On GNU/Linux, recording is often managed by the pulse sound server. It is normally best to select "default". That will choose whatever is the system default sound card or server, then choose the exact input device required in the control application for the card or server (such as Pulse Audio Volume Control). The (hw:) recording devices give direct, lower latency access to the audio interface inputs, bypassing any sound servers. For a built-in (hw:) sound device, choose the exact inputs in ALSAmixer.
|If you attach or disconnect an external device while Audacity is open, useto update the device lists before playing or recording.|
1 (Mono), 2 (Stereo) or the number of channels that are provided by the drivers of your sound device. On most inbuilt sound devices, especially on Windows, only mono or stereo will be available. For some devices on Windows, choosing "Windows DirectSound" or "WASAPI" in Audio Host may be more likely to reveal options for recording more than two channels.
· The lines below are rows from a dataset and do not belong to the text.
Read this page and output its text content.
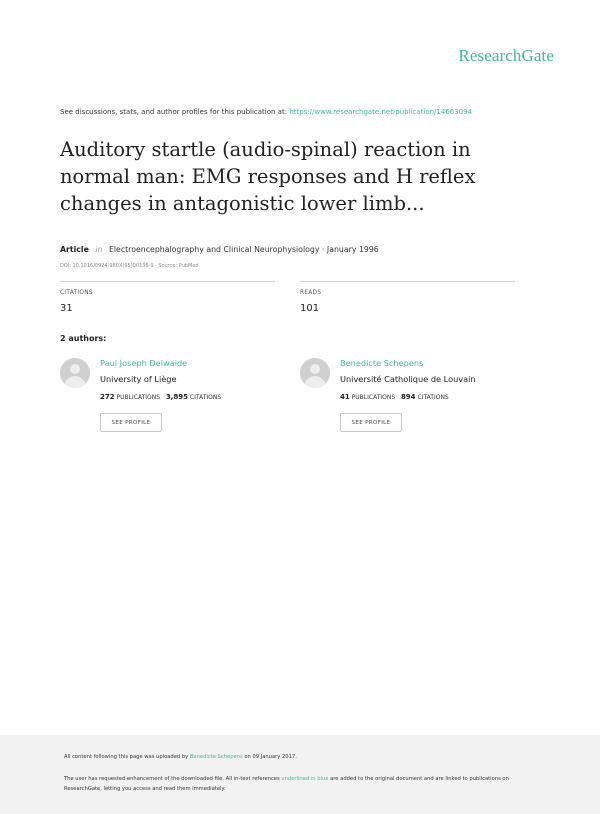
ResearchGate
See discussions, stats, and author profiles for this publication at: https://www.researchgate.net/publication/14663094
Auditory startle (audio-spinal) reaction in normal man: EMG responses and H reflex changes in antagonistic lower limb...
Article in Electroencephalography and Clinical Neurophysiology · January 1996
DOI: 10.1016/0924-980X(95)00136-9 · Source: PubMed
CITATIONS
31
READS
101
2 authors:
Paul Joseph Delwaide
University of Liège
272 PUBLICATIONS 3,895 CITATIONS
SEE PROFILE
Benedicte Schepens
Université Catholique de Louvain
41 PUBLICATIONS 894 CITATIONS
SEE PROFILE
All content following this page was uploaded by Benedicte Schepens on 09 January 2017.
The user has requested enhancement of the downloaded file. All in-text references underlined in blue are added to the original document and are linked to publications on ResearchGate, letting you access and read them immediately.
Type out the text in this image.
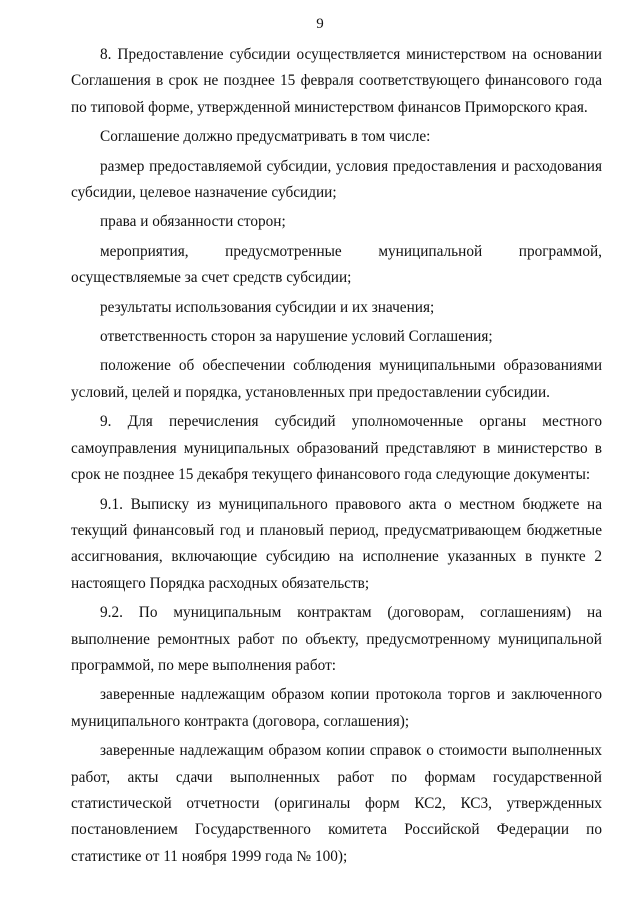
9

8. Предоставление субсидии осуществляется министерством на основании Соглашения в срок не позднее 15 февраля соответствующего финансового года по типовой форме, утвержденной министерством финансов Приморского края.

Соглашение должно предусматривать в том числе:

размер предоставляемой субсидии, условия предоставления и расходования субсидии, целевое назначение субсидии;

права и обязанности сторон;

мероприятия, предусмотренные муниципальной программой, осуществляемые за счет средств субсидии;

результаты использования субсидии и их значения;

ответственность сторон за нарушение условий Соглашения;

положение об обеспечении соблюдения муниципальными образованиями условий, целей и порядка, установленных при предоставлении субсидии.

9. Для перечисления субсидий уполномоченные органы местного самоуправления муниципальных образований представляют в министерство в срок не позднее 15 декабря текущего финансового года следующие документы:

9.1. Выписку из муниципального правового акта о местном бюджете на текущий финансовый год и плановый период, предусматривающем бюджетные ассигнования, включающие субсидию на исполнение указанных в пункте 2 настоящего Порядка расходных обязательств;

9.2. По муниципальным контрактам (договорам, соглашениям) на выполнение ремонтных работ по объекту, предусмотренному муниципальной программой, по мере выполнения работ:

заверенные надлежащим образом копии протокола торгов и заключенного муниципального контракта (договора, соглашения);

заверенные надлежащим образом копии справок о стоимости выполненных работ, акты сдачи выполненных работ по формам государственной статистической отчетности (оригиналы форм КС2, КС3, утвержденных постановлением Государственного комитета Российской Федерации по статистике от 11 ноября 1999 года № 100);
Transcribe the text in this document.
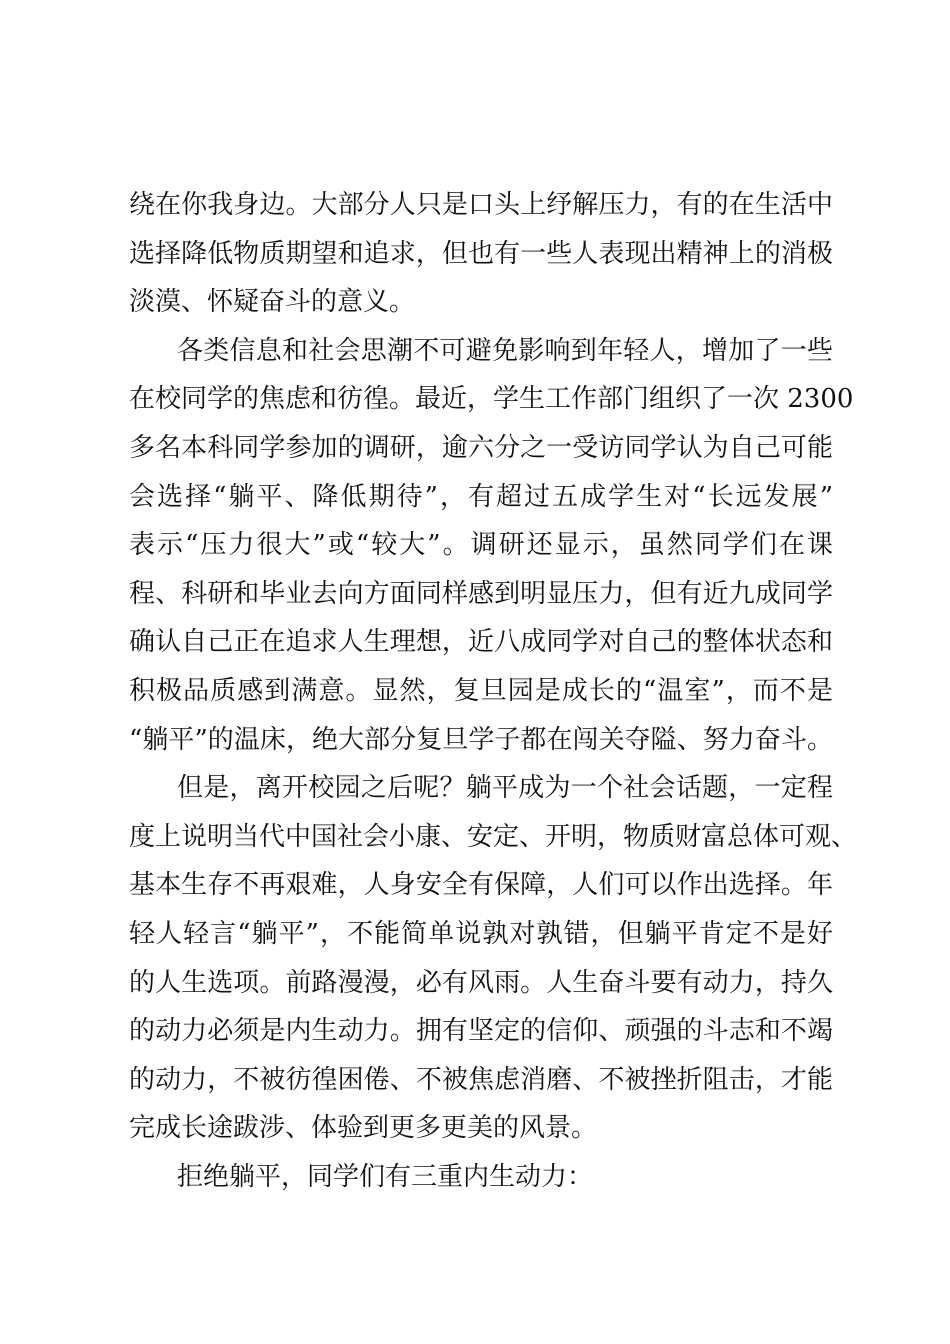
绕在你我身边。大部分人只是口头上纾解压力，有的在生活中
选择降低物质期望和追求，但也有一些人表现出精神上的消极
淡漠、怀疑奋斗的意义。
各类信息和社会思潮不可避免影响到年轻人，增加了一些
在校同学的焦虑和彷徨。最近，学生工作部门组织了一次 2300
多名本科同学参加的调研，逾六分之一受访同学认为自己可能
会选择“躺平、降低期待”，有超过五成学生对“长远发展”
表示“压力很大”或“较大”。调研还显示，虽然同学们在课
程、科研和毕业去向方面同样感到明显压力，但有近九成同学
确认自己正在追求人生理想，近八成同学对自己的整体状态和
积极品质感到满意。显然，复旦园是成长的“温室”，而不是
“躺平”的温床，绝大部分复旦学子都在闯关夺隘、努力奋斗。
但是，离开校园之后呢？躺平成为一个社会话题，一定程
度上说明当代中国社会小康、安定、开明，物质财富总体可观、
基本生存不再艰难，人身安全有保障，人们可以作出选择。年
轻人轻言“躺平”，不能简单说孰对孰错，但躺平肯定不是好
的人生选项。前路漫漫，必有风雨。人生奋斗要有动力，持久
的动力必须是内生动力。拥有坚定的信仰、顽强的斗志和不竭
的动力，不被彷徨困倦、不被焦虑消磨、不被挫折阻击，才能
完成长途跋涉、体验到更多更美的风景。
拒绝躺平，同学们有三重内生动力：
On some devices capable of recording more than two channels, an explicit "multi" device may appear in the Device dropdown for recording all the channels simultaneously.
- If your recording device is mono, such as most microphone ports for the inbuilt sound device, it is recommended to set the number of recording channels to "1 (mono)". Selecting "2 (Stereo)" in Recording Channels may duplicate the mono source to both channels (merely producing a dual mono recording), or may give audio in one channel and silence in the other.
- Mono recording devices should also be set to 1 channel mono in the system or sound device control panel.
- If your recording device is stereo, then as well as setting Recording Channels to "2 (Stereo)", ensure any settings in the system or sound device control panels are stereo. Many input devices on Windows default to mono recording even if they are stereo devices.
- Typically, USB audio devices with two inputs will send their first input to left/mono, and their second channel to the right channel of a stereo track.
|If you are recording a two-channel stereo source input signal with Audacity set as 1 (Mono) Tecording Channel to record in mono then only the left channel will be recorded.|
Choose the built-in or attached sound device that you want to use for playback.
In the image above, "Microsoft Sound Mapper - Output" appears when the Windows "MME" Audio Host is selected. This "Mapper" device is not a separate playback device, but is the device that is currently chosen as the default system playback device in the Windows Control Panel. When "Windows DirectSound" Audio Host is selected, the device that maps to the current Windows playback device is called "Primary Sound Driver".
In most other cases (for example, the inbuilt computer sound device), each entry for playback device consists of the type of playback device (such as speakers), followed in parentheses by the name of the sound card manufacturer (such as Realtek, Soundmax or IDT Audio).
On Mac, the internal sound card playback device is usually referred to as "Built-in".
On GNU/Linux, playback is often managed by a sound server or mixer such as pulse or dmix. It is normally best to select "default". This will choose whatever is the system default playback device or server. The (hw:) playback devices give direct, lower latency access to the sound card output, bypassing any sound servers.